Prints & Cards
Impression No 1 Limited Edition 1994
by Jim Mamoulides 12/27/01 - Updated 12/27/03
The third of Élysée's Limited Edition pens continued the use of Chinese Cloisonné art as the basis for the pen design. These pens were commissioned as an artist's series, called Vernissage, giving each artist the Parthenon-based pen as a canvas and Cloisonné as the medium. The result is a very distinctive and unique series.
Élysée Vernissage Collection
The third pen in the Vernissage series, Impression No. 1 "Toward the Light", was created by artist Manfred Eberhard.

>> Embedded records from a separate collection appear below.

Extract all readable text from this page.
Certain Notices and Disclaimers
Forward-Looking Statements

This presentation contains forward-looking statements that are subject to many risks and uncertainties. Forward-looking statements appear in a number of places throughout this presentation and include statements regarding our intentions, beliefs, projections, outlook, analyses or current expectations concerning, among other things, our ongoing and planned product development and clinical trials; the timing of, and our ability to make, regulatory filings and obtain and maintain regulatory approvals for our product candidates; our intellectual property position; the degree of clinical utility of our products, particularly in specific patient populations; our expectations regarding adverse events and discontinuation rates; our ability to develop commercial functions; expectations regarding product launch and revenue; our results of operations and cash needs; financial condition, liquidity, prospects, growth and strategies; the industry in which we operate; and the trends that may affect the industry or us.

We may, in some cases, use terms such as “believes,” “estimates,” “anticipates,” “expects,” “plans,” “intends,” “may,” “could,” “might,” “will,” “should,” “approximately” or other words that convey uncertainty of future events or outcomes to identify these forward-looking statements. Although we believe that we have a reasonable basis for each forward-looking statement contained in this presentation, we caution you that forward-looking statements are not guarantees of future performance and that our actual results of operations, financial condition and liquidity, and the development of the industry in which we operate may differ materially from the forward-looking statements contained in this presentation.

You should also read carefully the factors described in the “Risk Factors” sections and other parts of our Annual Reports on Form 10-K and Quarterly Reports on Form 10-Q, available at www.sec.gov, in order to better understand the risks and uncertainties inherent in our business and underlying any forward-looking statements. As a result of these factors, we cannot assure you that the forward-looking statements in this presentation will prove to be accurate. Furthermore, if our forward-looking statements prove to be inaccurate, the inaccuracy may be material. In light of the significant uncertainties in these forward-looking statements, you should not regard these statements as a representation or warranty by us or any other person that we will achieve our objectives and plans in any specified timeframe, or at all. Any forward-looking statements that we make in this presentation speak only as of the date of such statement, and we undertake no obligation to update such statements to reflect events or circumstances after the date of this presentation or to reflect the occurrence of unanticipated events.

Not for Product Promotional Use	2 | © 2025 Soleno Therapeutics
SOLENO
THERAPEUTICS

He believes that "art has the task of creating freedom for human feelings."
This pen, the most elaborate of the series, depicts a human shape walking towards the sun, a hopeful vision that "every individual will find a positive attitude towards life when stepping out of the shadow towards the light."
The walking figure is rendered in bright gold framed by a brilliant sunburst behind the figure's head. The predominant base color, in segments implying the flicker of light against the dark, is a dark blue enamel, possibly a nod toward the "Blue of Jingtai", the popular color used in Chinese Cloisonné from the latter Ming period, in the reign of Jingtai (1450-1456). This dark blue is dotted with segments of a lighter blue. Above the head of the walking figure, on the cap, are two golden birds in flight, soaring above, adding to the positive message.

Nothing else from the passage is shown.